The defendants use open proxies to disguise the origin of their messages, which advertise life insurance, debt consolidation, and travel services, Yahoo alleges. The operation also uses deceptive subject lines and sells e-mail addresses to other marketers, Yahoo said. A search for the Heads' contact information was unsuccessful.
CAN-SPAM cosponsors Senators Conrad Burns (R-Montana) and Ron Wyden (D-Oregon) praised the four ISPs for filing the lawsuits.

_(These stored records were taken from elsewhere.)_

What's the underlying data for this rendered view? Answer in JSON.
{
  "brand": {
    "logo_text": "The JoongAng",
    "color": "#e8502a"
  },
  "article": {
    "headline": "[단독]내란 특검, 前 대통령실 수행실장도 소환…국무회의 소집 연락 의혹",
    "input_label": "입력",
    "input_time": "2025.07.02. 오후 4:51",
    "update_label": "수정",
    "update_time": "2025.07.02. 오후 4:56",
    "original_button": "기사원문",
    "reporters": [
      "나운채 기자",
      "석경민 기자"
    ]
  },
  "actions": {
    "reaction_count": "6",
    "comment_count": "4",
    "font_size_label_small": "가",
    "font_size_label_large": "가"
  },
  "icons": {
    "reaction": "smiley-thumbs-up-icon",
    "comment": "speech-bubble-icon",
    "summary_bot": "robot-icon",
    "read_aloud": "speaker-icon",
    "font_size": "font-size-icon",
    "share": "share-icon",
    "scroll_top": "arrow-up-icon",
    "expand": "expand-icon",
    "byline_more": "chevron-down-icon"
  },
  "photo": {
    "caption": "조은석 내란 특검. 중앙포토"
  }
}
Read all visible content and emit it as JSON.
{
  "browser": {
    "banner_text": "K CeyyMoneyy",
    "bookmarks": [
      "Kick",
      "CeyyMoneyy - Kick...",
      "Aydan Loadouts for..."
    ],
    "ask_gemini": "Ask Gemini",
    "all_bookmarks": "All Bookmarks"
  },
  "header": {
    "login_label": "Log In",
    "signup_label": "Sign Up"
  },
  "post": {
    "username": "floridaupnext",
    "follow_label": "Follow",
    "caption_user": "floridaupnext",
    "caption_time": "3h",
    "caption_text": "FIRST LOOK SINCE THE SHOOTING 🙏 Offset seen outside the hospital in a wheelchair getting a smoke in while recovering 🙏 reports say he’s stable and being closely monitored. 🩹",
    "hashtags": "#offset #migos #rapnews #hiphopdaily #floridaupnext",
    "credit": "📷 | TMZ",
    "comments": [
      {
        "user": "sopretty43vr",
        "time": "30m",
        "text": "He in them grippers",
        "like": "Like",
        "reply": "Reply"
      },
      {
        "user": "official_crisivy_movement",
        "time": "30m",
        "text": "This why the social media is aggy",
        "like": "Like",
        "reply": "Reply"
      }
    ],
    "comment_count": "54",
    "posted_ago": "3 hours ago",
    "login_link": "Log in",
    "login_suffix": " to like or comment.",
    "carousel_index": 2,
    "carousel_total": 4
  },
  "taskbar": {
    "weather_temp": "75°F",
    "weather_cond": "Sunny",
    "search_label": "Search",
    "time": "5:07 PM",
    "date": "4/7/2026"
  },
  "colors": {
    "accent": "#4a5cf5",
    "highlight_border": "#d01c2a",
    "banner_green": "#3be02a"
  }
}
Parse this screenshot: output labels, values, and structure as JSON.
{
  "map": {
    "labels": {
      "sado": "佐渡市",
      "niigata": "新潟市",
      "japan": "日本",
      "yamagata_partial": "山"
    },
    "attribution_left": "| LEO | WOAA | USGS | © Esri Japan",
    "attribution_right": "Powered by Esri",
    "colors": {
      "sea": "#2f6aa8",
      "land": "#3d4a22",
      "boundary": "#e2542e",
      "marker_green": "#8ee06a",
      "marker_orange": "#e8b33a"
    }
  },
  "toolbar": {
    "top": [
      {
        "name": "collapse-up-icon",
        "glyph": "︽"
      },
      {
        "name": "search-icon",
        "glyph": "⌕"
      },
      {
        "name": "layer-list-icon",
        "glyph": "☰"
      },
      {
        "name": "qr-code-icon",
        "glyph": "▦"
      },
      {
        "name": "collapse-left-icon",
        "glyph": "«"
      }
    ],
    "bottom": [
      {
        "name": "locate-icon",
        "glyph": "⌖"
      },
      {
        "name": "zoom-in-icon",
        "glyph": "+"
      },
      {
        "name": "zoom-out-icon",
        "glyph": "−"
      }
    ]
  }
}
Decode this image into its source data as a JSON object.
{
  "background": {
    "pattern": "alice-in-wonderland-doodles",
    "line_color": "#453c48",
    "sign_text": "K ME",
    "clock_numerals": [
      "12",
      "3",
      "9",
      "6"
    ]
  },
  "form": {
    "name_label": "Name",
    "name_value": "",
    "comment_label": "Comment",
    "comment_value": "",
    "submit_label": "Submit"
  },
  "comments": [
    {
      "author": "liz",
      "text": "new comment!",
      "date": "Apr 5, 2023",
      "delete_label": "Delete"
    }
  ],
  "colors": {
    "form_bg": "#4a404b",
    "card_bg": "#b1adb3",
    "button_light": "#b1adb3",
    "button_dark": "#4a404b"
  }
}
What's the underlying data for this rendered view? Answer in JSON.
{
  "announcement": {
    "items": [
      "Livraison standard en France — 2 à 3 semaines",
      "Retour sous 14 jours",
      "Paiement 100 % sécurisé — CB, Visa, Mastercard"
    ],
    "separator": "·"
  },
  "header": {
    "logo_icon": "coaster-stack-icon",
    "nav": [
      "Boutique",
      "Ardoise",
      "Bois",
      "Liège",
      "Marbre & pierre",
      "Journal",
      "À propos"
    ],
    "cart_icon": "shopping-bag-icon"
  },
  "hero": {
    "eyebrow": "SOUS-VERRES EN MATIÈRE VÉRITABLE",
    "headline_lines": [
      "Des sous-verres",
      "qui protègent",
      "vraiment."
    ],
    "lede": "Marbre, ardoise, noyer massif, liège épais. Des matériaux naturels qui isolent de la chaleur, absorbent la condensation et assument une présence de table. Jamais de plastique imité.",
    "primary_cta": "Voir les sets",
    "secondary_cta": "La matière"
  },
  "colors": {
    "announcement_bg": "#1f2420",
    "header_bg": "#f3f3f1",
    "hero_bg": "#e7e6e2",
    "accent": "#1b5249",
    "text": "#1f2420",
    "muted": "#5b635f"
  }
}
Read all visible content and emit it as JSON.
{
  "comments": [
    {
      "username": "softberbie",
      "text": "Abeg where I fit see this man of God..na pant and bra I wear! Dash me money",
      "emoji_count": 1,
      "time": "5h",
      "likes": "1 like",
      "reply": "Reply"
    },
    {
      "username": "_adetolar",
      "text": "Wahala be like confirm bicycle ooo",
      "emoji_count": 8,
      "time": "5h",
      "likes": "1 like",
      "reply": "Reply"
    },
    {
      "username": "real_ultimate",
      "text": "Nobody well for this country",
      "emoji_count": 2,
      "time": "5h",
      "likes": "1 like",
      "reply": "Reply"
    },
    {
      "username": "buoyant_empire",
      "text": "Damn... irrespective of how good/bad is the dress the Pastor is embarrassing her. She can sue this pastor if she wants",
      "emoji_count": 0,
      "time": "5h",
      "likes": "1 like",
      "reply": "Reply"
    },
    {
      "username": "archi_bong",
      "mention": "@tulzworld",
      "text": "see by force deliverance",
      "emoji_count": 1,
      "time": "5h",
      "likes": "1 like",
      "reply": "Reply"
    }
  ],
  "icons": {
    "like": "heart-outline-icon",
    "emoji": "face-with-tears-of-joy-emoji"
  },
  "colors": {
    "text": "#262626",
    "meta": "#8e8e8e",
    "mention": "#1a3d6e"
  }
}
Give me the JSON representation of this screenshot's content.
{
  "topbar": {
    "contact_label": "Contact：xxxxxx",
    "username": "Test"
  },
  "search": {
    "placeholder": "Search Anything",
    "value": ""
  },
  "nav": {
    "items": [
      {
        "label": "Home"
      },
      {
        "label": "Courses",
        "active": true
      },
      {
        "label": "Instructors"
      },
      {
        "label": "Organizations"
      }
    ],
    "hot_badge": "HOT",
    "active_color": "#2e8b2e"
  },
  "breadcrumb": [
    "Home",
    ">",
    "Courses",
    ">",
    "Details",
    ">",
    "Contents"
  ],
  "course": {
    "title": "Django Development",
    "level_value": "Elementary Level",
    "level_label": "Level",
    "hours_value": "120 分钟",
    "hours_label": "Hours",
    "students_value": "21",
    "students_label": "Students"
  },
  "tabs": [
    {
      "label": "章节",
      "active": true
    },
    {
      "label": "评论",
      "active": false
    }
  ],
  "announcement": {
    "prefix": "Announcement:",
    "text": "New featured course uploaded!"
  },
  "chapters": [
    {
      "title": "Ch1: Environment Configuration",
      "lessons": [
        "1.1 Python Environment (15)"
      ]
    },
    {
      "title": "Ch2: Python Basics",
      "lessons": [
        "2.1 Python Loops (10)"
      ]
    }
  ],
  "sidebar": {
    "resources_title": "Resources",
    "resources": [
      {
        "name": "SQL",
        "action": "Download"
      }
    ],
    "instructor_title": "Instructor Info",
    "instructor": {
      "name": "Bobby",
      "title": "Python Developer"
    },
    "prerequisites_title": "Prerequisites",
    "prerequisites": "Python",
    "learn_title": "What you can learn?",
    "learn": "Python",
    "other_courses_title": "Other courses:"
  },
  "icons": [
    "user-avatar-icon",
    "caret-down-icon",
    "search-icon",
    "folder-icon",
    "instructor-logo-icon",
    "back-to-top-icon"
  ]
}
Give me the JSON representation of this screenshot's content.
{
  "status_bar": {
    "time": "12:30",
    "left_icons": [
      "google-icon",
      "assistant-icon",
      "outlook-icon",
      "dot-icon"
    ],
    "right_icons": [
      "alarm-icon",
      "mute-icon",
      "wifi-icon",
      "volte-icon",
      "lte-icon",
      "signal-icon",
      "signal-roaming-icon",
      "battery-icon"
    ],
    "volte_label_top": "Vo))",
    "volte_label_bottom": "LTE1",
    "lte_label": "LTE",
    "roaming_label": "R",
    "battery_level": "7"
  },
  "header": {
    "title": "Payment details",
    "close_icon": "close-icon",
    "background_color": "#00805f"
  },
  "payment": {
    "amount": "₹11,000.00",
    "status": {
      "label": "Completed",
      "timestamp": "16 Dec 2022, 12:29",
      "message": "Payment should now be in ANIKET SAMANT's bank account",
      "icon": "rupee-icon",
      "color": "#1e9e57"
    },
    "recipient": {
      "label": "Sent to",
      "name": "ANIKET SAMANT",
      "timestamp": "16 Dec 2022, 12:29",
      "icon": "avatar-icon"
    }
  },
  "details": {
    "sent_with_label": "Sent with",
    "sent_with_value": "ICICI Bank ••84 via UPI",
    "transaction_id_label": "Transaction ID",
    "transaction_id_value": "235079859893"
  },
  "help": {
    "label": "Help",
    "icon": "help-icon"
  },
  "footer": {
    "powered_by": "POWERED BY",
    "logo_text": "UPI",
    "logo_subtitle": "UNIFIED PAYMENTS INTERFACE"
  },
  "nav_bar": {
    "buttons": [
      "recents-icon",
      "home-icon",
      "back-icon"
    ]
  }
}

"Today's filing proves that the days of spamming with impunity are finally over, and all those who abuse e-mail and threaten its viability as the Internet's most popular and useful application should take notice," Wyden says in a statement. "These suits will have to be settled in a court of law, but I believe this action marks the dawn of a new day for spammers--one in which they face real accountability."